裁判例結果詳細
下級裁裁所 裁判例速報
- 事件番号
令和2(ワ)3023
- 事件名
遺言無効確認請求事件
- 裁判年月日
令和3年9月24日
- 裁判所名・部
札幌地方裁判所
- 結果
- 原審裁判所名
- 原審事件番号
- 原審結果
- 判示事項の要旨
【事案の概要】
遺言者の二男である原告が,ワープロ打ちにより作成されているにもかかわらず署名押印がない財産目録を添付した遺言者の自筆証書遺言は無効であると主張して,遺言執行者,遺言者の妻又は長男である被告らに対し,当該遺言が無効であることの確認を求める事案。
【要旨】
自筆証書遺言において,自筆証書に添付された財産目録の毎葉に署名押印がなく,当該目録自体は民法968条2項後段所定の方式を欠いて無効となる場合であっても,当該目録が付随的・付加的意味をもつにとどまり,その部分を除外しても遺言の趣旨が十分に理解され得るときには,当該自筆証書遺言の全体が無効となるものではない。

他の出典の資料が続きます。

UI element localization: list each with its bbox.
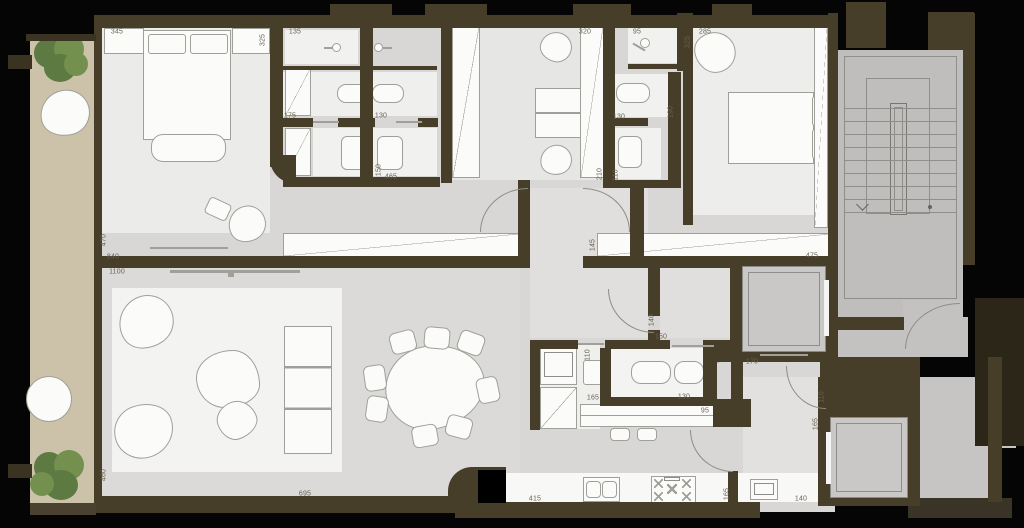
dimension-label: 170 [746,359,758,366]
wall-segment [425,4,487,16]
wall-segment [283,66,361,70]
wall-segment [95,15,835,28]
dimension-label: 325 [685,36,692,48]
wall-segment [360,15,373,125]
balcony-slab [30,503,96,515]
burner-icon [682,492,691,501]
sink-basin [602,481,617,498]
door-leaf [578,343,604,345]
dining-chair [364,395,389,424]
dimension-label: 165 [813,418,820,430]
dimension-label: 150 [376,164,383,176]
burner-icon [654,492,663,501]
stair-step-line [845,121,956,122]
wall-segment [95,496,466,513]
dimension-label: 130 [375,113,387,120]
dimension-label: 140 [795,496,807,503]
wall-segment [630,180,644,268]
dimension-label: 1100 [109,269,125,276]
stair-step-line [845,147,956,148]
wall-segment [95,256,520,268]
dimension-label: 345 [111,29,123,36]
dressing-island [535,88,581,138]
dimension-label: 695 [299,491,311,498]
toilet-icon [616,83,650,103]
wall-segment [360,127,373,185]
tv-console [170,270,300,273]
door-leaf [396,121,422,123]
stair-dot [928,205,932,209]
door-leaf [672,345,714,347]
laundry-cabinet [540,387,577,429]
bed-pillow [148,34,186,54]
elevator-car-inner [836,423,902,492]
wall-segment [373,66,437,70]
dimension-label: 145 [590,239,597,251]
dimension-label: 95 [633,29,641,36]
wall-segment [713,399,751,427]
wall-segment [270,15,283,167]
dimension-label: 135 [289,29,301,36]
door-leaf [313,121,339,123]
wall-segment [838,317,904,330]
dimension-label: 210 [597,168,604,180]
dimension-label: 130 [678,394,690,401]
wall-segment [441,13,452,183]
coffee-table [196,350,260,408]
dimension-label: 140 [649,314,656,326]
dining-chair [410,423,439,449]
wall-segment [606,397,717,406]
bench [151,134,226,162]
tap-stem [324,47,333,49]
wall-segment [605,340,670,349]
dimension-label: 110 [819,391,826,403]
dimension-label: 95 [701,408,709,415]
dimension-label: 175 [284,113,296,120]
bidet-icon [674,361,704,384]
corridor-wardrobe [283,233,520,257]
sofa [284,326,332,454]
burner-icon [667,484,677,494]
wall-segment [668,72,681,182]
dining-chair [362,364,387,393]
plant [30,472,54,496]
slab-tab [8,464,32,478]
wall-segment [603,13,615,180]
dimension-label: 165 [724,488,731,500]
slab-tab [8,55,32,69]
stair-step-line [845,173,956,174]
wall-segment [988,357,1002,502]
dimension-label: 470 [101,234,108,246]
bidet-icon [372,84,404,103]
wall-tap-icon [332,43,341,52]
wall-segment [963,13,975,265]
dimension-label: 190 [668,106,675,118]
toilet-icon [631,361,671,384]
elevator-door [826,432,831,484]
wardrobe [452,26,480,178]
wardrobe [580,26,604,178]
stove-grill [664,477,680,481]
bed-pillow [190,34,228,54]
dimension-label: 465 [385,174,397,181]
dimension-label: 130 [613,114,625,121]
dimension-label: 150 [655,334,667,341]
sink-basin [586,481,601,498]
kitchen-island [580,404,715,427]
wardrobe [814,26,828,228]
dimension-label: 325 [260,34,267,46]
plant [64,52,88,76]
floor-plan: 3453251351751301504653209532528513019021… [0,0,1024,528]
elevator-car-inner [748,272,820,346]
stool [610,428,630,441]
balcony-edge [26,34,96,41]
dining-chair [423,326,451,350]
dimension-label: 285 [699,29,711,36]
curtain-line [150,247,228,249]
elevator-door [824,280,829,336]
wall-segment [712,4,752,16]
dimension-label: 460 [101,469,108,481]
linen-closet [285,68,311,116]
wall-notch-void [478,470,506,503]
stair-newel-inner [894,107,903,211]
door-leaf [760,354,808,356]
wall-tap-icon [374,43,383,52]
dimension-label: 110 [613,169,620,181]
dimension-label: 415 [529,496,541,503]
washer-drum [544,352,573,377]
hall-elevator-floor [660,268,731,338]
bed [728,92,814,164]
dimension-label: 110 [585,349,592,361]
stool [637,428,657,441]
wall-segment [703,340,717,400]
burner-icon [682,479,691,488]
dimension-label: 165 [587,395,599,402]
wall-segment [846,2,886,48]
stair-step-line [845,212,956,213]
dimension-label: 320 [579,29,591,36]
tv-stand [228,273,234,277]
tap-stem [383,47,392,49]
burner-icon [654,479,663,488]
stair-step-line [845,199,956,200]
balcony-table [26,376,72,422]
stair-step-line [845,160,956,161]
dimension-label: 840 [107,254,119,261]
dimension-label: 475 [806,253,818,260]
stair-step-line [845,186,956,187]
stair-step-line [845,108,956,109]
wall-segment [628,64,684,69]
washbasin-icon [618,136,642,168]
stair-step-line [845,134,956,135]
wall-segment [573,4,631,16]
wall-segment [530,340,540,430]
sink-basin [754,483,774,495]
wall-segment [338,118,375,127]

本件の財産目録には,生命保険,預貯金及び国庫債券が記載されているにすぎないところ,生命保険の記載はその権利の帰属を左右するものではなく,いわば無益的記載というべきものであり,預貯金及び国庫債券については,遺言書の本文部分において個別具体的に引用・参照されることはなく,ただ包括的に,生命保険以外の金融資産については相続人の法定相続分の割合で相続させると記載されているにすぎないなどの事情の下では,当該目録は,付随的・付加的意味をもつにとどまり,これを除外しても遺言の趣旨が十分に理解され得るのであるから,当該目録が署名押印を欠いて無効となるからといって,遺言書の全体が無効となるものではない。